Il s’ensuit que, dans la mesure où elles sont pertinentes pour la présente procédure, les preuves soumises, telles que décrites ci-dessus, montrent effectivement que l’opposant a vendu un total de 5 albums photo Lanpn à des clients dans 4 villes allemandes différentes au cours de la période d’avril à juin 2023. Les preuves montrent également que l’opposant a fait de la publicité pour différents albums photo sous la marque Lanpn en ligne sur Amazon Allemagne (www.amazon.de) et que certains de ces produits ont quelques avis de clients allemands, formulés avant la date pertinente. Toutefois, comme indiqué dans le résumé des preuves soumises, les documents montrent également que de nombreux avis de clients proviennent de pays autres que l’Allemagne. Par conséquent, le nombre total d’avis et de notes de clients pour les produits en question ne peut être pris en compte pour tirer des conclusions particulières quant à l’étendue de l’usage, ou à la notoriété auprès des clients, de ces produits par le public pertinent en Allemagne.
Selon la jurisprudence, la signification d’un signe utilisé pour identifier des activités commerciales spécifiques doit être établie en relation avec la fonction d’identification de ce signe. Cette considération signifie qu’il doit être tenu compte, premièrement, de la dimension géographique de la signification du signe, c’est-à-dire du territoire sur lequel il est utilisé pour identifier l’activité économique de son titulaire, ainsi qu’il ressort d’une interprétation textuelle de l’article 8, paragraphe 4, du RMUE. Il doit être tenu compte, deuxièmement, de la dimension économique de la signification du signe, qui est appréciée à la lumière de la durée pendant laquelle il a rempli sa fonction dans le commerce et du degré d’utilisation dont il a fait l’objet, du groupe de destinataires auprès duquel le signe en question est devenu connu comme un élément distinctif, à savoir les consommateurs, les concurrents ou même les fournisseurs, ou encore de l’exposition donnée au signe, par exemple, par la publicité ou sur l’internet (24/03/2009, T-318/06 – T-321/06, General Optica, EU:T:2009:77, points 36-37, et 30/09/2010, T-534/08, Granuflex, EU:T:2010:417, point 19).
En outre, ainsi qu’il a été précédemment exposé, un droit d’opposition de ce type doit être réservé aux signes qui ont effectivement une présence réelle sur leur marché pertinent.
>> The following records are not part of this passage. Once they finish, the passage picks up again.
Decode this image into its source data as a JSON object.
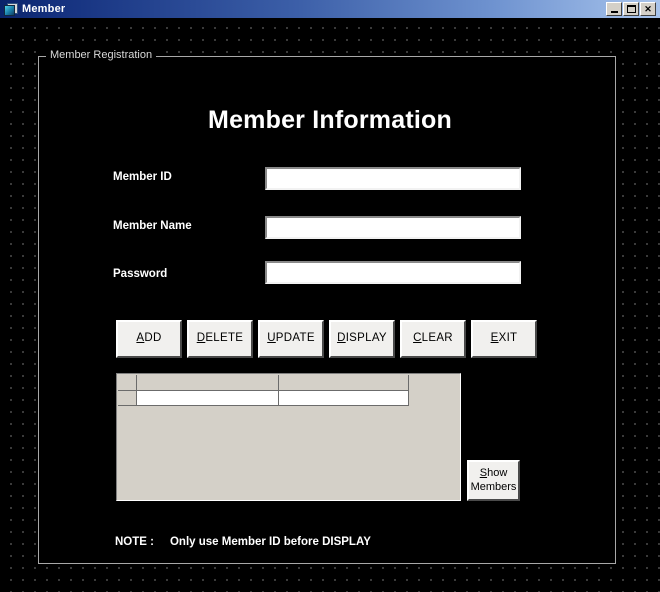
{
  "window": {
    "title": "Member",
    "icon": "vb-form-icon",
    "controls": [
      {
        "name": "minimize",
        "label": "_"
      },
      {
        "name": "maximize",
        "label": "□"
      },
      {
        "name": "close",
        "label": "✕"
      }
    ]
  },
  "frame": {
    "caption": "Member Registration"
  },
  "heading": {
    "title": "Member Information"
  },
  "fields": [
    {
      "id": "member-id",
      "label": "Member ID",
      "value": "",
      "placeholder": ""
    },
    {
      "id": "member-name",
      "label": "Member Name",
      "value": "",
      "placeholder": ""
    },
    {
      "id": "password",
      "label": "Password",
      "value": "",
      "placeholder": ""
    }
  ],
  "buttons": [
    {
      "id": "add",
      "accel": "A",
      "rest": "DD"
    },
    {
      "id": "delete",
      "accel": "D",
      "rest": "ELETE"
    },
    {
      "id": "update",
      "accel": "U",
      "rest": "PDATE"
    },
    {
      "id": "display",
      "accel": "D",
      "rest": "ISPLAY"
    },
    {
      "id": "clear",
      "accel": "C",
      "rest": "LEAR"
    },
    {
      "id": "exit",
      "accel": "E",
      "rest": "XIT"
    }
  ],
  "grid": {
    "header": [
      "",
      "",
      ""
    ],
    "rows": [
      [
        "",
        "",
        ""
      ]
    ]
  },
  "show_members": {
    "accel": "S",
    "rest_line1": "how",
    "line2": "Members"
  },
  "note": {
    "label": "NOTE :",
    "text": "Only use Member ID before DISPLAY"
  },
  "colors": {
    "form_background": "#000000",
    "title_bar_start": "#0a246a",
    "title_bar_end": "#a8c4ec",
    "button_face": "#f1f0ee",
    "grid_face": "#d4d0c8",
    "text": "#ffffff"
  }
}
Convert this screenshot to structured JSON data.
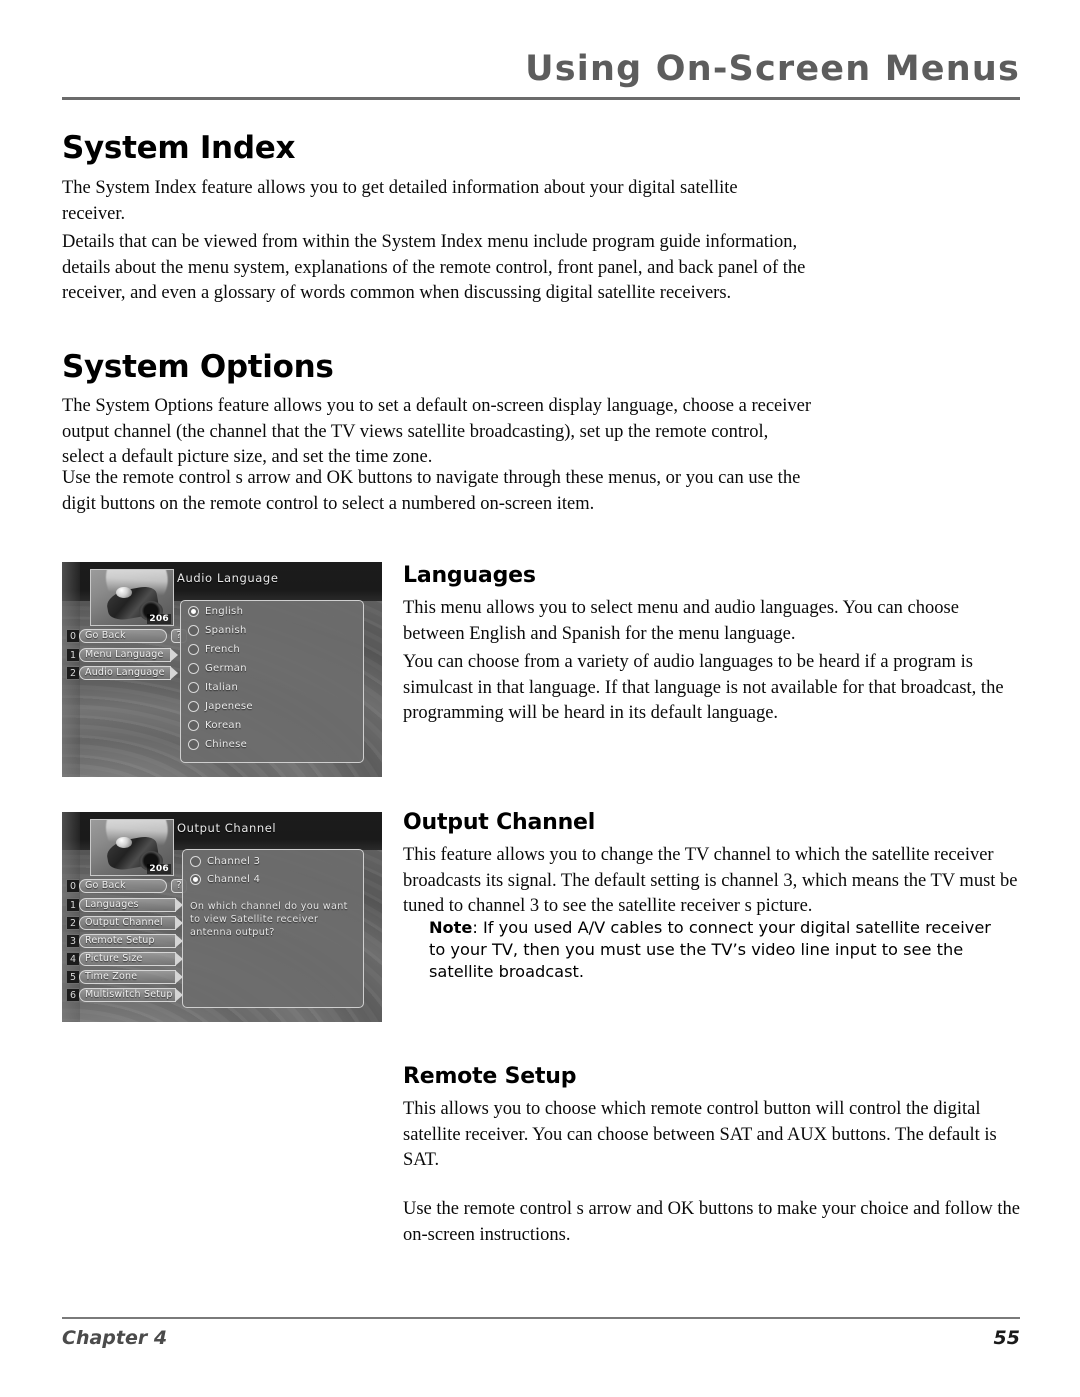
{
  "header": {
    "running_title": "Using On-Screen Menus"
  },
  "sections": [
    {
      "heading": "System Index",
      "paragraphs": [
        "The System Index feature allows you to get detailed information about your digital satellite receiver.",
        "Details that can be viewed from within the System Index menu include program guide information, details about the menu system, explanations of the remote control, front panel, and back panel of the receiver, and even a glossary of words common when discussing digital satellite receivers."
      ]
    },
    {
      "heading": "System Options",
      "paragraphs": [
        "The System Options feature allows you to set a default on-screen display language, choose a receiver output channel (the channel that the TV views satellite broadcasting), set up the remote control, select a default picture size, and set the time zone.",
        "Use the remote control s arrow and OK buttons to navigate through these menus, or you can use the digit buttons on the remote control to select a numbered on-screen item."
      ]
    }
  ],
  "subsections": [
    {
      "heading": "Languages",
      "paragraphs": [
        "This menu allows you to select menu and audio languages. You can choose between English and Spanish for the menu language.",
        "You can choose from a variety of audio languages to be heard if a program is simulcast in that language. If that language is not available for that broadcast, the programming will be heard in its default language."
      ]
    },
    {
      "heading": "Output Channel",
      "paragraphs": [
        "This feature allows you to change the TV channel to which the satellite receiver broadcasts its signal. The default setting is channel 3, which means the TV must be tuned to channel 3 to see the satellite receiver s picture."
      ],
      "note_label": "Note",
      "note_text": ": If you used A/V cables to connect your digital satellite receiver to your TV, then you must use the TV’s video line input to see the satellite broadcast."
    },
    {
      "heading": "Remote Setup",
      "paragraphs": [
        "This allows you to choose which remote control button will control the digital satellite receiver. You can choose between SAT and AUX buttons. The default is SAT.",
        "Use the remote control s arrow and OK buttons to make your choice and follow the on-screen instructions."
      ]
    }
  ],
  "figures": [
    {
      "screen_title": "Audio Language",
      "preview_channel": "206",
      "go_back": {
        "number": "0",
        "label": "Go Back"
      },
      "help": "?",
      "menu_items": [
        {
          "number": "1",
          "label": "Menu Language"
        },
        {
          "number": "2",
          "label": "Audio Language"
        }
      ],
      "options": [
        {
          "label": "English",
          "selected": true
        },
        {
          "label": "Spanish",
          "selected": false
        },
        {
          "label": "French",
          "selected": false
        },
        {
          "label": "German",
          "selected": false
        },
        {
          "label": "Italian",
          "selected": false
        },
        {
          "label": "Japenese",
          "selected": false
        },
        {
          "label": "Korean",
          "selected": false
        },
        {
          "label": "Chinese",
          "selected": false
        }
      ],
      "prompt": ""
    },
    {
      "screen_title": "Output Channel",
      "preview_channel": "206",
      "go_back": {
        "number": "0",
        "label": "Go Back"
      },
      "help": "?",
      "menu_items": [
        {
          "number": "1",
          "label": "Languages"
        },
        {
          "number": "2",
          "label": "Output Channel"
        },
        {
          "number": "3",
          "label": "Remote Setup"
        },
        {
          "number": "4",
          "label": "Picture Size"
        },
        {
          "number": "5",
          "label": "Time Zone"
        },
        {
          "number": "6",
          "label": "Multiswitch Setup"
        }
      ],
      "options": [
        {
          "label": "Channel 3",
          "selected": false
        },
        {
          "label": "Channel 4",
          "selected": true
        }
      ],
      "prompt": "On which channel do you want to view Satellite receiver antenna output?"
    }
  ],
  "footer": {
    "chapter": "Chapter 4",
    "page_number": "55"
  }
}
À cet égard, ainsi qu’il a également été précédemment expliqué, la Cour de justice a jugé que le signe invoqué en vertu de l’article 8, paragraphe 4, du RMUE doit être utilisé de manière suffisamment significative dans le commerce et, lorsque le territoire dans lequel ce signe est protégé peut être considéré comme autre que local, que le signe doit être utilisé dans une partie substantielle de ce territoire (29/03/2011, C-96/09 P, Bud, EU:C:2011:189, points 157-159).
Décision sur l’opposition n° B 3 238 969 Page 8 sur 13
Par conséquent, le critère de la «portée plus que purement locale» implique plus qu’un simple examen géographique. L’impact économique de l’usage du signe doit également être évalué. Il doit être tenu compte, et les preuves doivent se rapporter, entre autres, à quatre éléments :
l’intensité de l’usage (ventes réalisées sous le signe) ;
la durée de l’usage ;
la diffusion territoriale des produits (localisation des clients) ; et
la publicité sous le signe et les médias utilisés pour cette publicité, y compris la distribution de la publicité.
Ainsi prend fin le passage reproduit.